Per-gate deep dives live in fixtures/phase6/H*_ANALYSIS.md. The full run log is in fixtures/phase6/SESSION_STATE.md — that file is also the live cross-session work tracker, kept up to date after v0.1.0.

See docs/PHASE_6_CHECKLIST.md for the original pre-public-flip checklist template (useful for future private → public repo transitions).


Writing new tests

Tests go under fixtures/v0_2_0/ (the current release line). Phase-6-era tests under fixtures/phase6/ are frozen audit fixtures; don't extend them.

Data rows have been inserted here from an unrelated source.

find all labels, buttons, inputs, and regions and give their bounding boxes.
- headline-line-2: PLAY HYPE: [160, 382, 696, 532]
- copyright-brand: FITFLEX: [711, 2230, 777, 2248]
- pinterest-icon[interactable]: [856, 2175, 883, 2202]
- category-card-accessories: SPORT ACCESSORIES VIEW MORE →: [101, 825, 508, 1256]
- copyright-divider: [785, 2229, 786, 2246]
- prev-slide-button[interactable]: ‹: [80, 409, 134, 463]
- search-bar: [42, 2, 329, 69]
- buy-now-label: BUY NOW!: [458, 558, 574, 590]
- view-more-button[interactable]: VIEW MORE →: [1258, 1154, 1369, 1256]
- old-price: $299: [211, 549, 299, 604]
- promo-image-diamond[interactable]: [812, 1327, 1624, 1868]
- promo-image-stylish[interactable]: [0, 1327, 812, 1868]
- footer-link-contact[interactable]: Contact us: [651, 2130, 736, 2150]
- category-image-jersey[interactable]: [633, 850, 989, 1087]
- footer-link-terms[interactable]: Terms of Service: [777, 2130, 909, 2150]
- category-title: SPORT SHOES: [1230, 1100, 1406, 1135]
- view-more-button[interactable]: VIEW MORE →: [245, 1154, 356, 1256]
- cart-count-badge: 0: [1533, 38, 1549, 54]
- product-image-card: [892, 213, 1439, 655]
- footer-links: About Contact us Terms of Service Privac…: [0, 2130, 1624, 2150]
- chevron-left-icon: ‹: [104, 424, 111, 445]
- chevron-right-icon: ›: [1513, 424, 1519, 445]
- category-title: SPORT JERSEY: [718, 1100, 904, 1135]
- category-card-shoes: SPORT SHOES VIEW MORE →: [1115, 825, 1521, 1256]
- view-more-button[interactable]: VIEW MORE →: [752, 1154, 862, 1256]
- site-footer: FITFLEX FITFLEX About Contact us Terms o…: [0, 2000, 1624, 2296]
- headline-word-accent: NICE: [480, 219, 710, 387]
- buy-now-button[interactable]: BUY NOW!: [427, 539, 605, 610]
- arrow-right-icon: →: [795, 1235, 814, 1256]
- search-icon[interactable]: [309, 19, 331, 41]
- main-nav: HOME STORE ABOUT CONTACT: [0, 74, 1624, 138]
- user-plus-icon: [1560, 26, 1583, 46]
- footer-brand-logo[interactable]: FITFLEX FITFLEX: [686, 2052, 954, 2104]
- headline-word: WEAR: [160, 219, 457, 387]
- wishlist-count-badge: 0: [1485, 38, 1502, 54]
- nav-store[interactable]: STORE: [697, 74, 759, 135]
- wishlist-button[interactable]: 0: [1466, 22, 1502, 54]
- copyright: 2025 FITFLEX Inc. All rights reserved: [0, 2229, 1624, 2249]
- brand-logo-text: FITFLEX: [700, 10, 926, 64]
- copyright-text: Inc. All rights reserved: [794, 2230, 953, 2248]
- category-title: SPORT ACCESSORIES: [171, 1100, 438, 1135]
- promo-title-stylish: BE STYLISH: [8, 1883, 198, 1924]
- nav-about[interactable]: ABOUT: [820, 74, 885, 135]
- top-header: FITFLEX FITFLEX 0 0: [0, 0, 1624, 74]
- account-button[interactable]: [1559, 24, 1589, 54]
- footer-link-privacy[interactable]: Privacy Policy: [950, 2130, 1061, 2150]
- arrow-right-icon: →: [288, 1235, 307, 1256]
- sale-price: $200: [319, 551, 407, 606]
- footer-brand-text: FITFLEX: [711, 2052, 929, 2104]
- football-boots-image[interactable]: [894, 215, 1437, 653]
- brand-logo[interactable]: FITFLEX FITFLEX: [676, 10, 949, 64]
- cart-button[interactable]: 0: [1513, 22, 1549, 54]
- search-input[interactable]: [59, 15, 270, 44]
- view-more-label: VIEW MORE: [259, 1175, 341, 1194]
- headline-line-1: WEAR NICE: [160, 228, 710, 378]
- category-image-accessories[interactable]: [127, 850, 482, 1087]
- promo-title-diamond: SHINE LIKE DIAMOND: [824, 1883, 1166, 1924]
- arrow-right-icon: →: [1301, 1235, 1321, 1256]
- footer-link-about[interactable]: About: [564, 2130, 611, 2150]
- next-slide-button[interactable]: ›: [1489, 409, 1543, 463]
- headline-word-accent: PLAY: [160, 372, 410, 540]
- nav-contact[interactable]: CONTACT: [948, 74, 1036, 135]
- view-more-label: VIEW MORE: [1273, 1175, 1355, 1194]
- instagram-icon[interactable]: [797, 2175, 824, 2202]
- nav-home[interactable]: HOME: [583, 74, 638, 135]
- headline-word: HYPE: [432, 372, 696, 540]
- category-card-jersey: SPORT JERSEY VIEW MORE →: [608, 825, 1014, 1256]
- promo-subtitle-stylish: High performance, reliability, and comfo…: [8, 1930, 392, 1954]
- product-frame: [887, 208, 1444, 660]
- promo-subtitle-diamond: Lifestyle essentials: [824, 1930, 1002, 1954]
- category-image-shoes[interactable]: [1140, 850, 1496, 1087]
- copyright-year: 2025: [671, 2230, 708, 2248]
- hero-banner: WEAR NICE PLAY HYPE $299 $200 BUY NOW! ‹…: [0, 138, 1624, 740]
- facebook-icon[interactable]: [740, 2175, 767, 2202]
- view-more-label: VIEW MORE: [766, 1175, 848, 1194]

Conventions (see CONTRIBUTING.md § House style):

  • Prefer mocking the HTTP boundary (urllib.request.urlopen) over mocking the provider SDK — keeps tests portable across the 16 providers.
  • monkeypatch.setenv("THROUGHLINE_CONFIG_DIR", str(tmp_path)) is the canonical way to keep per-test config isolated from the developer's real ~/.throughline.
  • Use the bundled sample export (samples/claude_sample.jsonl) for integration tests that need multiple realistic conversations.